This Is My Body (2024) comments on Catholic justifications for violence by presenting a gruesome inversion of the typical Transubstantiation. Over the duration of the week-long installation, the “blood” drips and drains from the I.V. bags into a suspended basin made of bible pages layered between bedsheets. After filtering through The Word, the drips fall into a chalice from a local church, splattering onto the surrounding communion wafers and eventually overflowing. Wrapped around the edges of the tarp below are plaster replicas of the artist’s hands — mangled, stained, and hardly recognizable under layers of translucent plastic.
As seen in “You Are Now The Host” at the Yale School of Art Gallery, April 2024.
The Sacred Heart (2023) uses my scribbled notes while reading Maggie Nelson's Bluets and an archival photo print of a man's heart with a bullet wound, with acrylic paint splatters in primary red and blue.
The Body (2022) is made from steel and yarn and comments on how corporate interests have reformed the church.

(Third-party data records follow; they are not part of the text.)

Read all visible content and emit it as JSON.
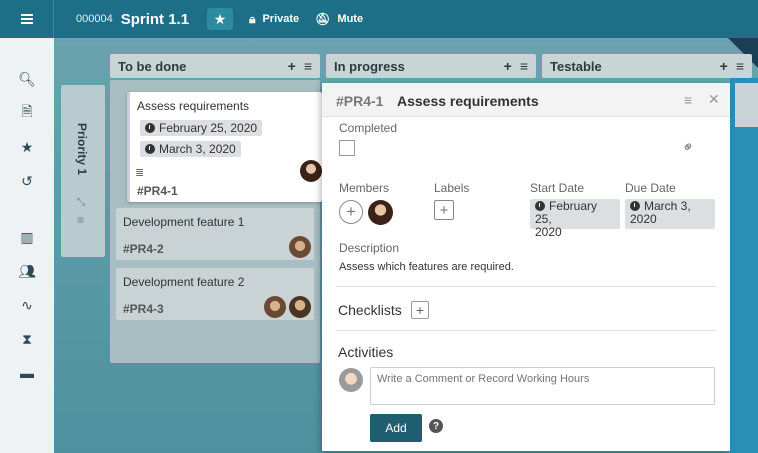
{
  "topbar": {
    "board_id": "000004",
    "board_name": "Sprint 1.1",
    "private_label": "Private",
    "mute_label": "Mute"
  },
  "sidebar": {
    "icons": [
      "search-icon",
      "add-file-icon",
      "star-icon",
      "history-icon",
      "board-icon",
      "users-icon",
      "activity-icon",
      "hourglass-icon",
      "archive-icon"
    ]
  },
  "swimlane": {
    "title": "Priority 1"
  },
  "columns": [
    {
      "title": "To be done"
    },
    {
      "title": "In progress"
    },
    {
      "title": "Testable"
    }
  ],
  "cards": [
    {
      "title": "Assess requirements",
      "start_date": "February 25, 2020",
      "due_date": "March 3, 2020",
      "id": "#PR4-1"
    },
    {
      "title": "Development feature 1",
      "id": "#PR4-2"
    },
    {
      "title": "Development feature 2",
      "id": "#PR4-3"
    }
  ],
  "detail": {
    "id": "#PR4-1",
    "title": "Assess requirements",
    "completed_label": "Completed",
    "members_label": "Members",
    "labels_label": "Labels",
    "start_date_label": "Start Date",
    "due_date_label": "Due Date",
    "start_date_line1": "February 25,",
    "start_date_line2": "2020",
    "due_date_line1": "March 3,",
    "due_date_line2": "2020",
    "description_label": "Description",
    "description": "Assess which features are required.",
    "checklists_label": "Checklists",
    "activities_label": "Activities",
    "comment_placeholder": "Write a Comment or Record Working Hours",
    "add_button": "Add"
  },
  "colors": {
    "topbar": "#1d6f87",
    "accent_button": "#1f5f70",
    "sidebar": "#eef2f4"
  }
}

Engraved is the book of Genesis, except (nearly) all of the nouns are replaced with the names of companies that the HRC has identified to be donating to anti-LGBT organizations — mostly conversion therapy initiatives.
The Conversion (2021) is made with white sketching crayon and black paper, inspired by the stories of people who have survived the hell of conversion therapy camps.
I had never picked up a brush before the summer of 2022 but decided to try and learn. These are my two favorite works from that adventure.